Option 6: minidump + email
We only need to generate a minidump information file first, and then send the file to the specified mailbox by email. The rest is that we check the mailbox every day and extract the dump file for debugging.
1. Email function
First, let's take a look at what information is required to send an email.
a. The email account of the sender;
b. The recipient's email account;
c, email title, generally should have software name and version information;
d. The body of the email should generally have a simple crash information prompt to distinguish crashes caused by different reasons;
e. Email attachments, of course, are our dump files, and log files generated by the software can also be added.
Of course, you should add as much information as possible to the title to distinguish the cause of the crash, such as adding the address information of the crash to the title; because when hundreds or thousands of crashes are reported every day, repeated crashes account for most of them, and it takes time It's a bit too wasteful to differentiate them. From this point of view, the StackWalker mentioned in the previous scheme is still useful. We can use it to generate some crash text description information and write it in the title or text.
Is the size of the dump file suitable as an email attachment? In fact, the files generated by minidump are generally between a few K and dozens of K, and there is no problem as an email attachment.
Regarding the technical details of sending email, it has been introduced in the article " Adding automatic email sending function to the program ", you can refer to it. In fact, it is still time-consuming and labor-intensive to process emails received in the mailbox. You can consider writing some scripts to automate the processing process and improve efficiency.
2、google breakpad
Google breakpad is an open source cross-platform crash report system. From the perspective of open source and cross-platform, it is enough to be called a complete and effective tool. In fact, breakpad provides a system-level solution at the entire crash report level, which means that it can almost adapt to the application requirements of various software and various platforms.
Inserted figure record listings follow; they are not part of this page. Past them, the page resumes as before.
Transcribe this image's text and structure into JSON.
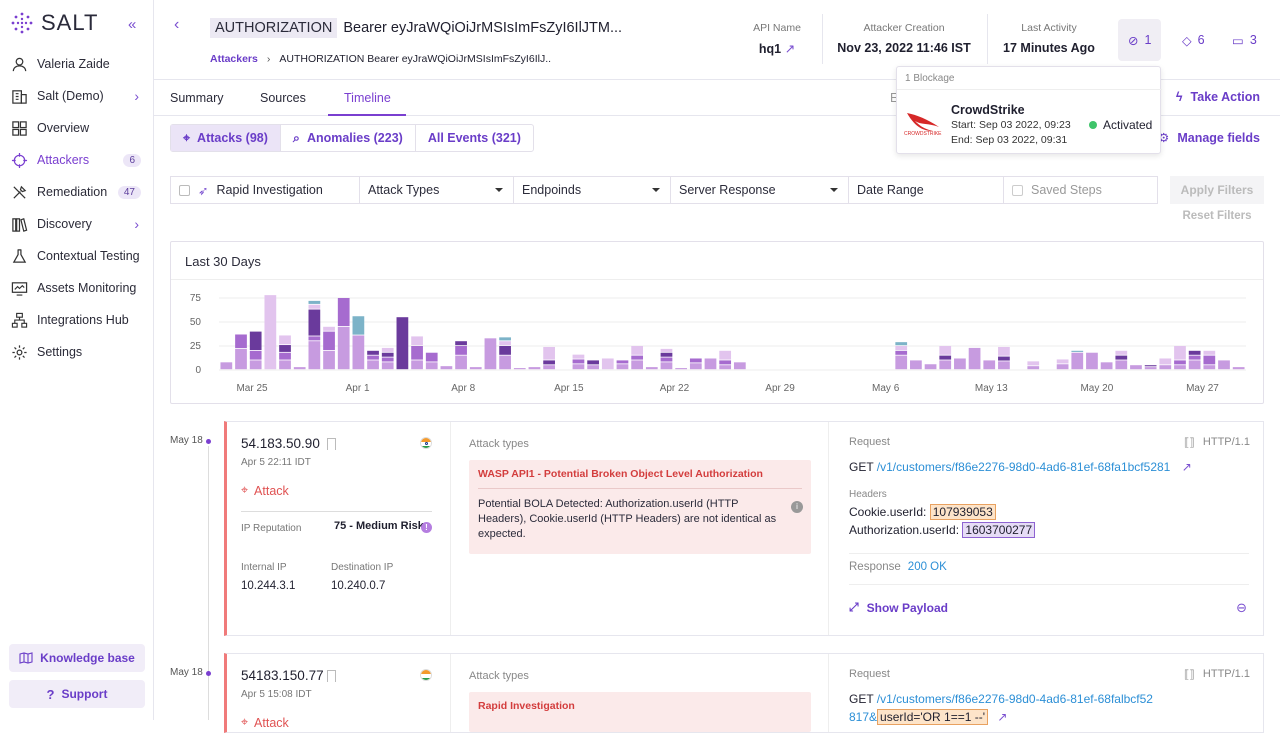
{
  "app": {
    "logo_text": "SALT",
    "accent": "#7a3fd0"
  },
  "sidebar": {
    "items": [
      {
        "label": "Valeria Zaide",
        "icon": "user-icon"
      },
      {
        "label": "Salt (Demo)",
        "icon": "building-icon"
      },
      {
        "label": "Overview",
        "icon": "grid-icon"
      },
      {
        "label": "Attackers",
        "icon": "crosshair-icon",
        "badge": "6"
      },
      {
        "label": "Remediation",
        "icon": "tools-icon",
        "badge": "47"
      },
      {
        "label": "Discovery",
        "icon": "books-icon"
      },
      {
        "label": "Contextual Testing",
        "icon": "flask-icon"
      },
      {
        "label": "Assets Monitoring",
        "icon": "monitor-icon"
      },
      {
        "label": "Integrations Hub",
        "icon": "hub-icon"
      },
      {
        "label": "Settings",
        "icon": "gear-icon"
      }
    ],
    "knowledge_base": "Knowledge base",
    "support": "Support"
  },
  "header": {
    "tag": "AUTHORIZATION",
    "title": "Bearer eyJraWQiOiJrMSIsImFsZyI6IlJTM...",
    "breadcrumb_link": "Attackers",
    "breadcrumb_current": "AUTHORIZATION Bearer eyJraWQiOiJrMSIsImFsZyI6IlJ..",
    "api_name_label": "API Name",
    "api_name": "hq1",
    "creation_label": "Attacker Creation",
    "creation": "Nov 23, 2022 11:46 IST",
    "activity_label": "Last Activity",
    "activity": "17 Minutes Ago",
    "blockages_count": "1",
    "tags_count": "6",
    "comments_count": "3"
  },
  "popup": {
    "header": "1 Blockage",
    "name": "CrowdStrike",
    "start": "Start: Sep 03 2022, 09:23",
    "end": "End: Sep 03 2022, 09:31",
    "status": "Activated",
    "logo_text": "CROWDSTRIKE"
  },
  "tabs": [
    "Summary",
    "Sources",
    "Timeline"
  ],
  "tab_hidden_char": "E",
  "take_action": "Take Action",
  "segments": [
    "Attacks (98)",
    "Anomalies (223)",
    "All Events (321)"
  ],
  "manage_fields": "Manage fields",
  "filters": {
    "rapid": "Rapid Investigation",
    "attack_types": "Attack Types",
    "endpoints": "Endpoinds",
    "server_response": "Server Response",
    "date_range": "Date Range",
    "saved_steps": "Saved Steps",
    "apply": "Apply Filters",
    "reset": "Reset Filters"
  },
  "chart_data": {
    "type": "bar",
    "title": "Last 30 Days",
    "ylim": [
      0,
      75
    ],
    "yticks": [
      "75",
      "50",
      "25",
      "0"
    ],
    "xticks": [
      "Mar 25",
      "Apr 1",
      "Apr 8",
      "Apr 15",
      "Apr 22",
      "Apr 29",
      "May 6",
      "May 13",
      "May 20",
      "May 27"
    ],
    "stacked": true,
    "series_colors": [
      "#c79be0",
      "#a66bcf",
      "#6a3a9c",
      "#e2c4ee",
      "#7cb3c8"
    ],
    "values": [
      [
        8,
        0,
        0,
        0,
        0
      ],
      [
        22,
        15,
        0,
        0,
        0
      ],
      [
        10,
        10,
        20,
        0,
        0
      ],
      [
        0,
        0,
        0,
        78,
        0
      ],
      [
        10,
        8,
        8,
        10,
        0
      ],
      [
        3,
        0,
        0,
        0,
        0
      ],
      [
        30,
        5,
        28,
        5,
        4
      ],
      [
        20,
        20,
        0,
        5,
        0
      ],
      [
        45,
        30,
        0,
        0,
        0
      ],
      [
        36,
        0,
        0,
        0,
        20
      ],
      [
        10,
        5,
        5,
        0,
        0
      ],
      [
        8,
        5,
        5,
        5,
        0
      ],
      [
        0,
        0,
        55,
        0,
        0
      ],
      [
        10,
        15,
        0,
        10,
        0
      ],
      [
        8,
        10,
        0,
        0,
        0
      ],
      [
        4,
        0,
        0,
        0,
        0
      ],
      [
        15,
        10,
        5,
        0,
        0
      ],
      [
        3,
        0,
        0,
        0,
        0
      ],
      [
        33,
        0,
        0,
        0,
        0
      ],
      [
        15,
        0,
        10,
        5,
        4
      ],
      [
        2,
        0,
        0,
        0,
        0
      ],
      [
        3,
        0,
        0,
        0,
        0
      ],
      [
        5,
        0,
        5,
        14,
        0
      ],
      [
        0,
        0,
        0,
        0,
        0
      ],
      [
        6,
        5,
        0,
        5,
        0
      ],
      [
        5,
        0,
        5,
        0,
        0
      ],
      [
        0,
        0,
        0,
        12,
        0
      ],
      [
        6,
        4,
        0,
        0,
        0
      ],
      [
        10,
        5,
        0,
        10,
        0
      ],
      [
        3,
        0,
        0,
        0,
        0
      ],
      [
        8,
        5,
        5,
        4,
        0
      ],
      [
        2,
        0,
        0,
        0,
        0
      ],
      [
        7,
        5,
        0,
        0,
        0
      ],
      [
        12,
        0,
        0,
        0,
        0
      ],
      [
        5,
        5,
        0,
        10,
        0
      ],
      [
        8,
        0,
        0,
        0,
        0
      ],
      [
        0,
        0,
        0,
        0,
        0
      ],
      [
        0,
        0,
        0,
        0,
        0
      ],
      [
        0,
        0,
        0,
        0,
        0
      ],
      [
        0,
        0,
        0,
        0,
        0
      ],
      [
        0,
        0,
        0,
        0,
        0
      ],
      [
        0,
        0,
        0,
        0,
        0
      ],
      [
        0,
        0,
        0,
        0,
        0
      ],
      [
        0,
        0,
        0,
        0,
        0
      ],
      [
        0,
        0,
        0,
        0,
        0
      ],
      [
        0,
        0,
        0,
        0,
        0
      ],
      [
        15,
        5,
        0,
        5,
        4
      ],
      [
        10,
        0,
        0,
        0,
        0
      ],
      [
        6,
        0,
        0,
        0,
        0
      ],
      [
        10,
        0,
        5,
        10,
        0
      ],
      [
        12,
        0,
        0,
        0,
        0
      ],
      [
        23,
        0,
        0,
        0,
        0
      ],
      [
        10,
        0,
        0,
        0,
        0
      ],
      [
        9,
        0,
        5,
        10,
        0
      ],
      [
        0,
        0,
        0,
        0,
        0
      ],
      [
        4,
        0,
        0,
        5,
        0
      ],
      [
        0,
        0,
        0,
        0,
        0
      ],
      [
        6,
        0,
        0,
        5,
        0
      ],
      [
        18,
        0,
        0,
        0,
        2
      ],
      [
        18,
        0,
        0,
        0,
        0
      ],
      [
        8,
        0,
        0,
        0,
        0
      ],
      [
        10,
        0,
        5,
        5,
        0
      ],
      [
        5,
        0,
        0,
        0,
        0
      ],
      [
        3,
        0,
        2,
        0,
        0
      ],
      [
        5,
        0,
        0,
        7,
        0
      ],
      [
        5,
        5,
        0,
        15,
        0
      ],
      [
        10,
        5,
        5,
        0,
        0
      ],
      [
        5,
        10,
        0,
        5,
        0
      ],
      [
        10,
        0,
        0,
        0,
        0
      ],
      [
        3,
        0,
        0,
        0,
        0
      ]
    ]
  },
  "events": [
    {
      "date": "May 18",
      "ip": "54.183.50.90",
      "time": "Apr 5 22:11 IDT",
      "kind": "Attack",
      "rep_label": "IP Reputation",
      "rep_value": "75 - Medium Risk",
      "internal_label": "Internal IP",
      "internal": "10.244.3.1",
      "dest_label": "Destination IP",
      "dest": "10.240.0.7",
      "attack_types_label": "Attack types",
      "attack_title": "WASP API1 - Potential Broken Object Level Authorization",
      "attack_body": "Potential BOLA Detected: Authorization.userId (HTTP Headers), Cookie.userId (HTTP Headers) are not identical as expected.",
      "request_label": "Request",
      "http": "HTTP/1.1",
      "method": "GET",
      "url": "/v1/customers/f86e2276-98d0-4ad6-81ef-68fa1bcf5281",
      "headers_label": "Headers",
      "cookie_key": "Cookie.userId:",
      "cookie_val": "107939053",
      "auth_key": "Authorization.userId:",
      "auth_val": "1603700277",
      "response_label": "Response",
      "response": "200 OK",
      "show_payload": "Show Payload"
    },
    {
      "date": "May 18",
      "ip": "54183.150.77",
      "time": "Apr 5 15:08 IDT",
      "kind": "Attack",
      "attack_types_label": "Attack types",
      "attack_title": "Rapid Investigation",
      "request_label": "Request",
      "http": "HTTP/1.1",
      "method": "GET",
      "url": "/v1/customers/f86e2276-98d0-4ad6-81ef-68falbcf52",
      "url2": "817&",
      "url_param": "userId='OR 1==1 --'"
    }
  ]
}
The overall idea of breakpad is similar to the solution introduced above, but the way to submit the dump file at the end is more complete. If you are interested, you can go to its official website to check related information: http://code.google.com/p/google-breakpad/ .
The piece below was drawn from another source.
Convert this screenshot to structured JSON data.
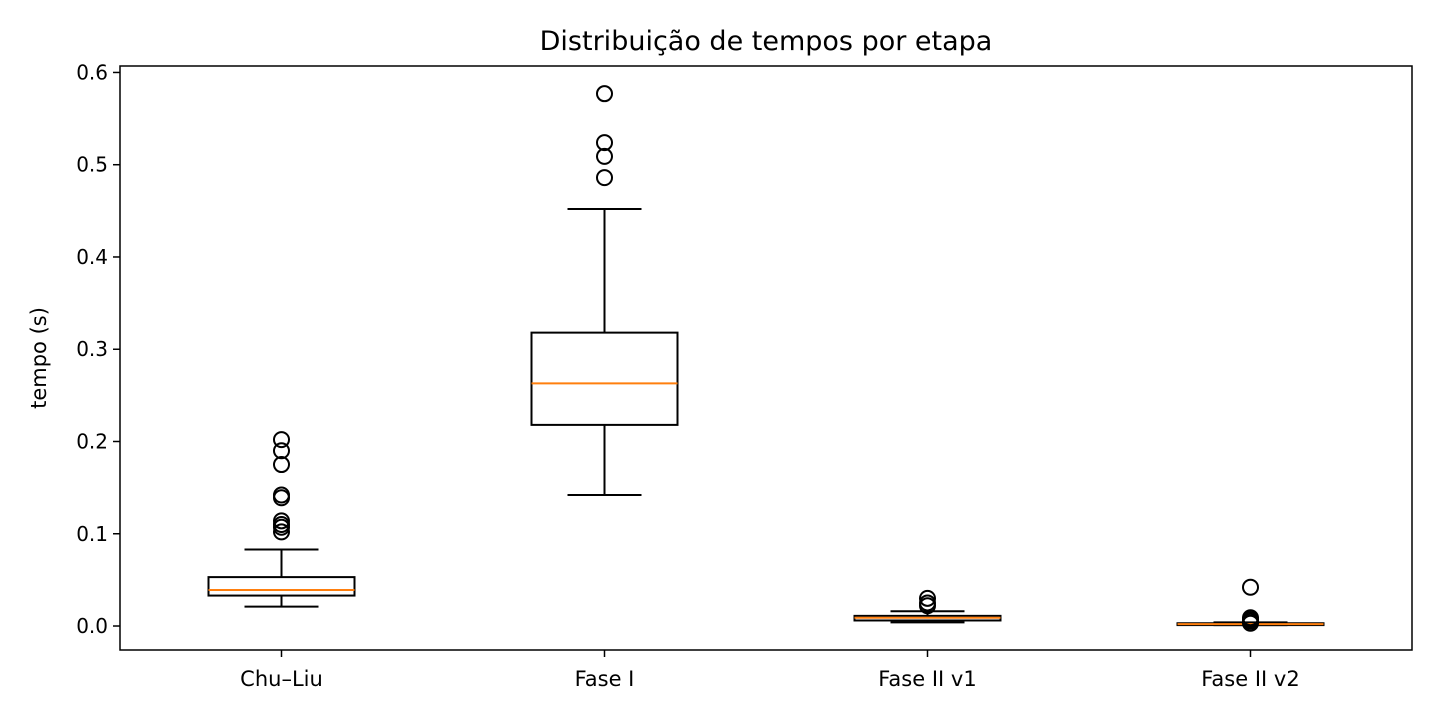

ok, the series of articles about debugging the crash error of the release release program is finished. The solutions given in these articles range from simple to complex, from simple to perfect, and have a more comprehensive summary of crash debugging. Of course, there are still many concepts and technologies involved, we need to continue to learn and comprehend, and I hope everyone can communicate with each other.